L’Université de Gand, qui connaissait vos travaux avant de vous engager, semble aujourd’hui vous tenir responsable de ce qui est arrivé à Jason Arday, alors que les circonstances exactes de sa mort ne sont toujours pas établies publiquement. Avez-vous le sentiment que l’on s’en prend au messager ?
Il est dans l’intérêt de beaucoup de faire de moi le bouc émissaire de ce qui est arrivé à Jason Arday.
L’Université de Cambridge l’a placé dans une situation qui l’exposait à l’humiliation, puis l’a abandonné lorsqu’il est devenu encombrant. La presse britannique a publié 249 articles à son sujet en 22 jours.

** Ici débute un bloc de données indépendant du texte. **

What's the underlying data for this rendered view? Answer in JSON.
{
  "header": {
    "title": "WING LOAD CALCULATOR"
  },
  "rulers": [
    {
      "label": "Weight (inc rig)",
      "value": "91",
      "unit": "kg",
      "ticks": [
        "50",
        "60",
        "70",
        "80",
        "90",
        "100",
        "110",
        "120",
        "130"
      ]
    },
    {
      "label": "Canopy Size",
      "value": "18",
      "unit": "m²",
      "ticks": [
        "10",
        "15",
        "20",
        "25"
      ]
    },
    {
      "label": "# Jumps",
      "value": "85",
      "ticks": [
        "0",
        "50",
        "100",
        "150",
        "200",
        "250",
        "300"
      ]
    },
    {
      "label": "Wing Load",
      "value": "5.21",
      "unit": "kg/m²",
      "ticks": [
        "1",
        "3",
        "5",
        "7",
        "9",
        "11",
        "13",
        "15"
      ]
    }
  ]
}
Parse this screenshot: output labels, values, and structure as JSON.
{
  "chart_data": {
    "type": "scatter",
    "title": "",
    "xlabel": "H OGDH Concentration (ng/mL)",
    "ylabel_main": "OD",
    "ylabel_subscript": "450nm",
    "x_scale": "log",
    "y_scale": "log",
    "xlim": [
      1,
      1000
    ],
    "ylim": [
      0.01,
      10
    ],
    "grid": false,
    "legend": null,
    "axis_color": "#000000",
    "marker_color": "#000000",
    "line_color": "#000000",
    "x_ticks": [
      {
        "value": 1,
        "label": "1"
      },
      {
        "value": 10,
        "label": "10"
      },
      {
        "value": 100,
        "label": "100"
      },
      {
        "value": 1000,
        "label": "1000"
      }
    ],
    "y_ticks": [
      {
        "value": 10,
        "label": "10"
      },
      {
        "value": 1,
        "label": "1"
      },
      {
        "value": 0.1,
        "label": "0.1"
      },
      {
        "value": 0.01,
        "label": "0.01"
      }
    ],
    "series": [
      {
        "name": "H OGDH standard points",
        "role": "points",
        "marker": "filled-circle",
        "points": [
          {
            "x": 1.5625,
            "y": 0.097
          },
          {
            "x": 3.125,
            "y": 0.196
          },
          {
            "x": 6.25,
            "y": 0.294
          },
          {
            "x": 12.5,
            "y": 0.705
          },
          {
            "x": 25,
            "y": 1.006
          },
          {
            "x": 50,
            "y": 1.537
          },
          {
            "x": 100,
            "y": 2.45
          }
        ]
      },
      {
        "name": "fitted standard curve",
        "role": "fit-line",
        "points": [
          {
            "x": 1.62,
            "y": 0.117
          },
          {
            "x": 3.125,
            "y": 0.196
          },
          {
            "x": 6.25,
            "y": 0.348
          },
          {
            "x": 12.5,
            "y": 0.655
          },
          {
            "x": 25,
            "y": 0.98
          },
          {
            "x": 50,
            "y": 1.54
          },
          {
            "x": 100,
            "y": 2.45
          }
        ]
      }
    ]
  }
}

Plutôt que de s’interroger sur leurs propres actes, il est beaucoup plus commode de me désigner comme responsable : je suis un individu extérieur à l’institution et je défends des idées impopulaires.
La déferlante de haine a également fourni à l’Université de Gand la couverture nécessaire pour agir contre moi.
Petra De Sutter et l’avenir à Gand
Considérez-vous que vos théories relèvent de la liberté d’expression ? Petra De Sutter a rappelé que celle-ci n’était pas illimitée.
La plupart de mes opinions controversées correspondent, selon moi, aux positions dominantes dans la recherche scientifique ou reposent sur des statistiques objectivement exactes.
Il serait absurde d’affirmer que la liberté d’expression ne couvre pas le droit de citer les statistiques d’admission de Harvard ou de reprendre des conclusions régulièrement publiées dans des revues comme Intelligence.
Pensez-vous rester à l’Université de Gand après la fin de cette mesure ? Pourquoi ne pas rejoindre une université américaine, qui offrirait peut-être de meilleures garanties en matière de liberté d’expression et un salaire nettement supérieur ?
J’occupe un poste d’un an à l’Université de Gand dans le cadre d’un projet consacré à l’avenir du libéralisme. Lorsque ce contrat prendra fin, j’examinerai les autres possibilités.
Les États-Unis possèdent une tradition de liberté d’expression beaucoup plus solide que l’Europe, et même que le Royaume-Uni. Les universités américaines restent toutefois très largement sous le contrôle de l’idéologie « woke ».